Some people with a hiatal hernia usually have no symptoms. However, the hiatal hernia can cause symptoms such as heartburn, abdominal pain, discomfort, and nausea. Most people with a hiatal hernia suffer from heartburn, which usually worsens after meals. This common symptom of hiatal hernia occurs due to the backflow of gastric contents back into the esophagus. When doctors suspect that patients have a hiatal hernia, they usually run additional tests to confirm the clinical diagnosis. The hiatal hernia can be detected by X-rays, MRI (magnetic resonance imaging) and computed tomography. Nowadays, the problem can be diagnosed quickly with a laparoscope.

Unlike other forms of the disease, a hiatal hernia rarely requires surgery. In fact, hiatal hernia does not require medical attention in many cases, and when patients diagnosed with hiatal hernia complain of heartburn, doctors usually prescribe antacids or similar medications. Corrective surgery is only required in patients with more severe and complicated forms of hiatal hernia. The operation is safe and fast, so that patients can fully recover within a few days after the operation.
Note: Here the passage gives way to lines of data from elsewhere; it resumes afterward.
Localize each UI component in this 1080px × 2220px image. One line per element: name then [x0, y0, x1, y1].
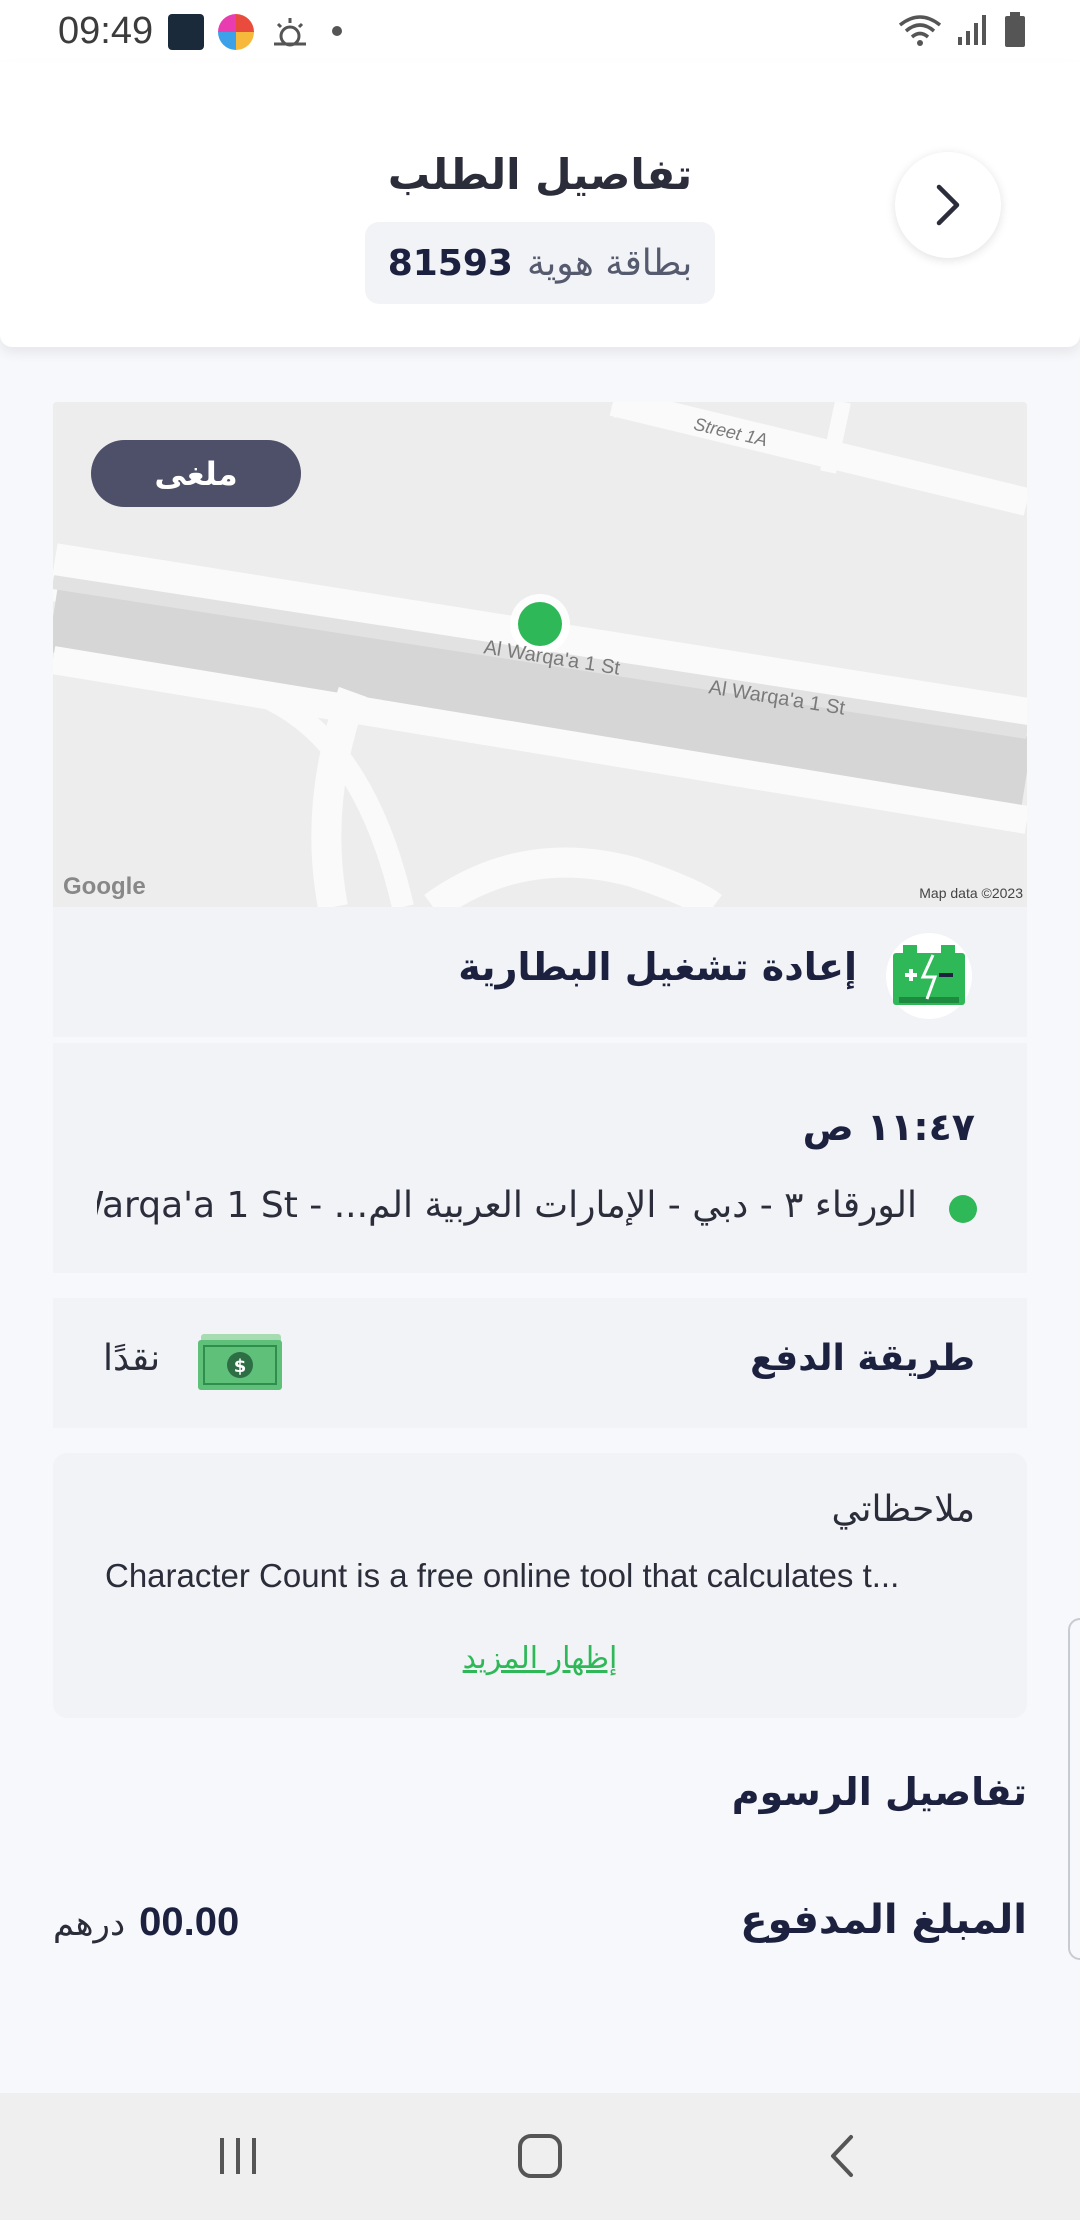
back-arrow-icon — [831, 2135, 853, 2177]
notes-text: Character Count is a free online tool th… — [105, 1557, 900, 1594]
paid-amount-label: المبلغ المدفوع — [740, 1897, 1027, 1943]
battery-icon — [886, 933, 972, 1019]
recent-apps-icon — [220, 2138, 256, 2174]
currency-label: درهم — [53, 1904, 126, 1944]
wifi-icon — [898, 15, 942, 46]
request-time: ١١:٤٧ ص — [802, 1105, 975, 1149]
notes-card: ملاحظاتي Character Count is a free onlin… — [53, 1453, 1027, 1718]
status-bar: 09:49 — [0, 0, 1080, 62]
system-nav-bar — [0, 2093, 1080, 2220]
more-notifications-dot — [332, 26, 342, 36]
id-number: 81593 — [387, 242, 513, 284]
app-notification-icon — [218, 14, 254, 50]
signal-icon — [958, 15, 986, 45]
map-attribution: Map data ©2023 — [919, 885, 1023, 901]
fees-title: تفاصيل الرسوم — [731, 1770, 1027, 1814]
id-label: بطاقة هوية — [526, 242, 693, 284]
home-button[interactable] — [480, 2113, 600, 2199]
paid-amount: درهم 00.00 — [53, 1900, 239, 1945]
address-text: الورقاء ٣ - دبي - الإمارات العربية الم..… — [97, 1185, 917, 1226]
google-logo: Google — [63, 873, 146, 900]
id-chip: بطاقة هوية 81593 — [365, 222, 715, 304]
status-icons — [898, 12, 1026, 48]
service-title: إعادة تشغيل البطارية — [458, 945, 857, 989]
show-more-link[interactable]: إظهار المزيد — [53, 1641, 1027, 1676]
home-icon — [518, 2134, 562, 2178]
schedule-card: ١١:٤٧ ص الورقاء ٣ - دبي - الإمارات العرب… — [53, 1043, 1027, 1273]
location-map[interactable]: ملغى Street 1A Al Warqa'a 1 St Al Warqa'… — [53, 402, 1027, 907]
edge-panel-handle[interactable] — [1068, 1618, 1080, 1960]
cash-icon: $ — [195, 1334, 285, 1394]
paid-amount-value: 00.00 — [139, 1900, 240, 1944]
service-card: إعادة تشغيل البطارية — [53, 907, 1027, 1037]
recent-apps-button[interactable] — [178, 2113, 298, 2199]
payment-method-value: نقدًا — [103, 1338, 161, 1379]
weather-icon — [270, 14, 310, 54]
status-badge: ملغى — [91, 440, 301, 507]
battery-status-icon — [1005, 12, 1025, 47]
status-time: 09:49 — [58, 10, 154, 52]
payment-method-label: طريقة الدفع — [750, 1338, 975, 1379]
back-button[interactable] — [895, 152, 1001, 258]
notes-title: ملاحظاتي — [831, 1489, 975, 1530]
location-dot-icon — [949, 1195, 977, 1223]
app-notification-icon — [168, 14, 204, 50]
payment-card: طريقة الدفع $ نقدًا — [53, 1298, 1027, 1428]
app-header: تفاصيل الطلب بطاقة هوية 81593 — [0, 62, 1080, 347]
svg-text:$: $ — [234, 1356, 247, 1377]
chevron-right-icon — [936, 184, 960, 226]
address-row: الورقاء ٣ - دبي - الإمارات العربية الم..… — [97, 1183, 977, 1233]
back-nav-button[interactable] — [782, 2113, 902, 2199]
A simple hiatal hernia can be effectively cured by improving lifestyle. Proper nutrition and a healthy eating plan have proven to be very effective means of correcting hiatal hernias. It is therefore recommended that people with hiatal hernias avoid lifting weights and overexerting to avoid complications.

Although it is very common, hiatal hernia is one of the less threatening forms of the hernia, and in many cases the disease resolves on its own. However, if the symptoms caused by the disorder are persistent or very serious, it is best to tell your doctor.